In East Asia, social expectations of women being “wise wives and good mothers” have encountered new definitions and challenges. Discussions of women’s “proper” roles arrived in the wake of nationalism and modernization in China during the early twentieth century and continued throughout the War of Resistance against Japanese Aggression (1937–1945). The existing wartime literature focuses on the women’s movements led by the Nationalist government and the Chinese Communist Party. However, women’s issues in the co-existing collaborationist regime remain a relatively underexplored area. This study fills this gap by examining Wang Jingwei’s official rhetoric on women’s liberation in Guangzhou, which urged Chinese women to emulate the Japanese “wise wives and good mothers.” However, many educated women questioned and subtly reinterpreted this norm with their personal experiences to resist such an encompassing and singular ideal of womanhood. This article focuses on the discussions on women’s issues in Guangzhou in the first half of the 1940s. As a collaborationist regime, Wang’s Nationalist government introduced the Japanese housewife as the model for Chinese women to emulate. While Chinese and Japanese cultural affinity was emphasized, Chinese women were often criticized by the official propaganda mouthpiece, The Ladies World, for their “hedonistic” behavior. Such a paternalistic and didactic tone was, in fact, commonplace in women’s magazines in Republican China.
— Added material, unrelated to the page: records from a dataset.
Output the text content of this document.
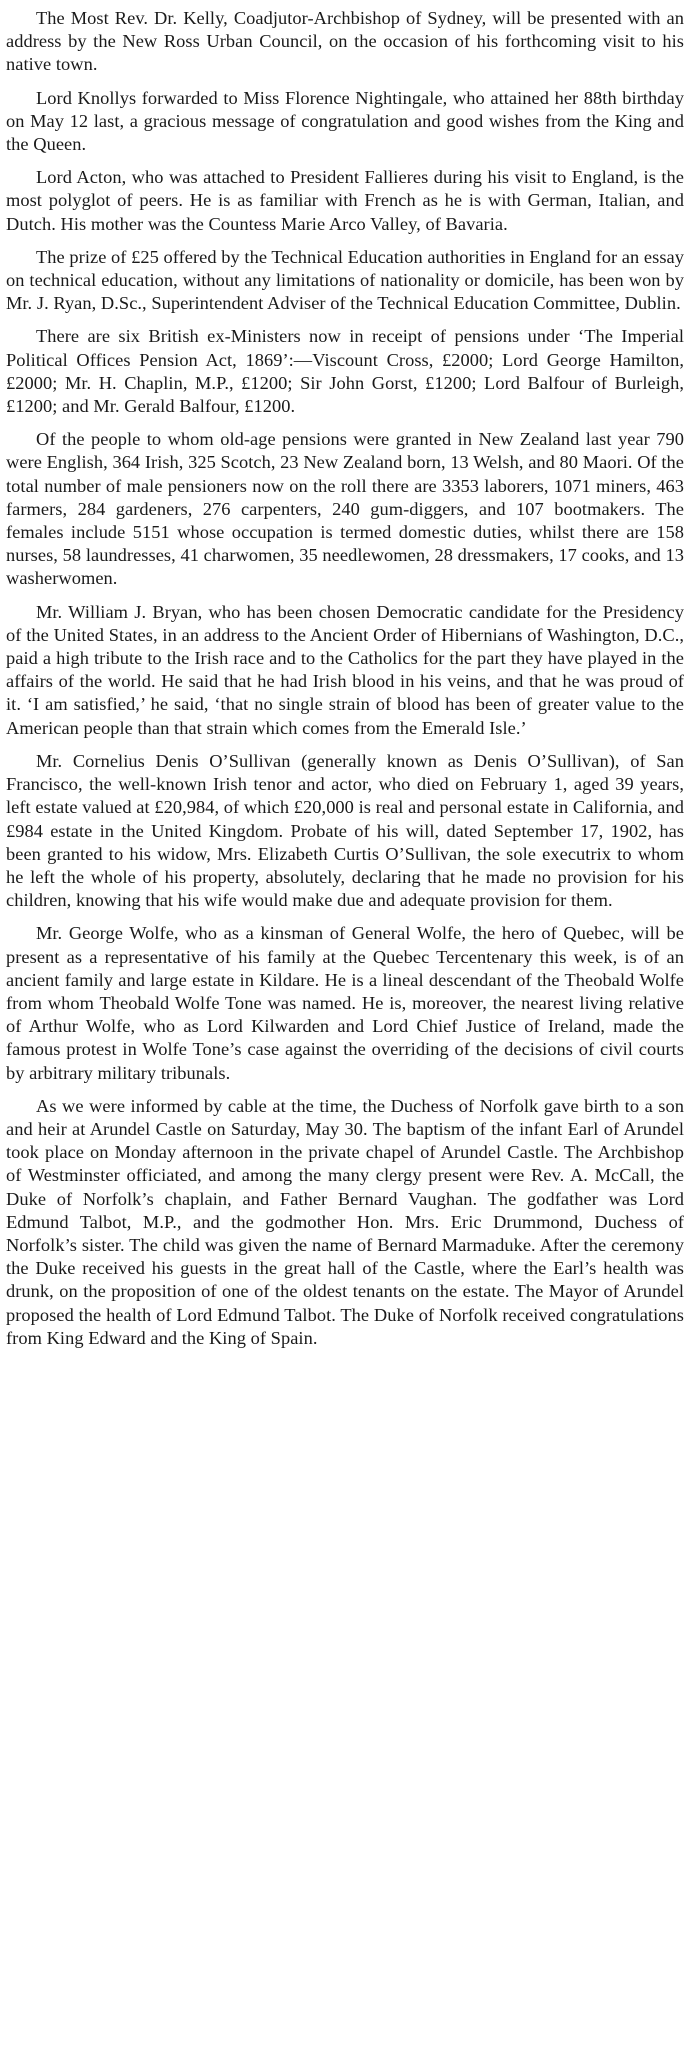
The Most Rev. Dr. Kelly, Coadjutor-Archbishop of Sydney, will be presented with an address by the New Ross Urban Council, on the occasion of his forthcoming visit to his native town.

Lord Knollys forwarded to Miss Florence Nightingale, who attained her 88th birthday on May 12 last, a gracious message of congratulation and good wishes from the King and the Queen.

Lord Acton, who was attached to President Fallieres during his visit to England, is the most polyglot of peers. He is as familiar with French as he is with German, Italian, and Dutch. His mother was the Countess Marie Arco Valley, of Bavaria.

The prize of £25 offered by the Technical Education authorities in England for an essay on technical education, without any limitations of nationality or domicile, has been won by Mr. J. Ryan, D.Sc., Superintendent Adviser of the Technical Education Committee, Dublin.

There are six British ex-Ministers now in receipt of pensions under ‘The Imperial Political Offices Pension Act, 1869’:—Viscount Cross, £2000; Lord George Hamilton, £2000; Mr. H. Chaplin, M.P., £1200; Sir John Gorst, £1200; Lord Balfour of Burleigh, £1200; and Mr. Gerald Balfour, £1200.

Of the people to whom old-age pensions were granted in New Zealand last year 790 were English, 364 Irish, 325 Scotch, 23 New Zealand born, 13 Welsh, and 80 Maori. Of the total number of male pensioners now on the roll there are 3353 laborers, 1071 miners, 463 farmers, 284 gardeners, 276 carpenters, 240 gum-diggers, and 107 bootmakers. The females include 5151 whose occupation is termed domestic duties, whilst there are 158 nurses, 58 laundresses, 41 charwomen, 35 needlewomen, 28 dressmakers, 17 cooks, and 13 washerwomen.

Mr. William J. Bryan, who has been chosen Democratic candidate for the Presidency of the United States, in an address to the Ancient Order of Hibernians of Washington, D.C., paid a high tribute to the Irish race and to the Catholics for the part they have played in the affairs of the world. He said that he had Irish blood in his veins, and that he was proud of it. ‘I am satisfied,’ he said, ‘that no single strain of blood has been of greater value to the American people than that strain which comes from the Emerald Isle.’

Mr. Cornelius Denis O’Sullivan (generally known as Denis O’Sullivan), of San Francisco, the well-known Irish tenor and actor, who died on February 1, aged 39 years, left estate valued at £20,984, of which £20,000 is real and personal estate in California, and £984 estate in the United Kingdom. Probate of his will, dated September 17, 1902, has been granted to his widow, Mrs. Elizabeth Curtis O’Sullivan, the sole executrix to whom he left the whole of his property, absolutely, declaring that he made no provision for his children, knowing that his wife would make due and adequate provision for them.

Mr. George Wolfe, who as a kinsman of General Wolfe, the hero of Quebec, will be present as a representative of his family at the Quebec Tercentenary this week, is of an ancient family and large estate in Kildare. He is a lineal descendant of the Theobald Wolfe from whom Theobald Wolfe Tone was named. He is, moreover, the nearest living relative of Arthur Wolfe, who as Lord Kilwarden and Lord Chief Justice of Ireland, made the famous protest in Wolfe Tone’s case against the overriding of the decisions of civil courts by arbitrary military tribunals.

As we were informed by cable at the time, the Duchess of Norfolk gave birth to a son and heir at Arundel Castle on Saturday, May 30. The baptism of the infant Earl of Arundel took place on Monday afternoon in the private chapel of Arundel Castle. The Archbishop of Westminster officiated, and among the many clergy present were Rev. A. McCall, the Duke of Norfolk’s chaplain, and Father Bernard Vaughan. The godfather was Lord Edmund Talbot, M.P., and the godmother Hon. Mrs. Eric Drummond, Duchess of Norfolk’s sister. The child was given the name of Bernard Marmaduke. After the ceremony the Duke received his guests in the great hall of the Castle, where the Earl’s health was drunk, on the proposition of one of the oldest tenants on the estate. The Mayor of Arundel proposed the health of Lord Edmund Talbot. The Duke of Norfolk received congratulations from King Edward and the King of Spain.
It is interesting, however, that some editors and readers of The Ladies World had their own interpretations of the definitions of “wise wives and good mothers.” They made use of the official rhetoric of nation-building and peace to propagate their versions of ideal womanhood. Their voices give us an insight into exploring the diversity and plurality of gender norms within the East Asian context of the Japanese invasion.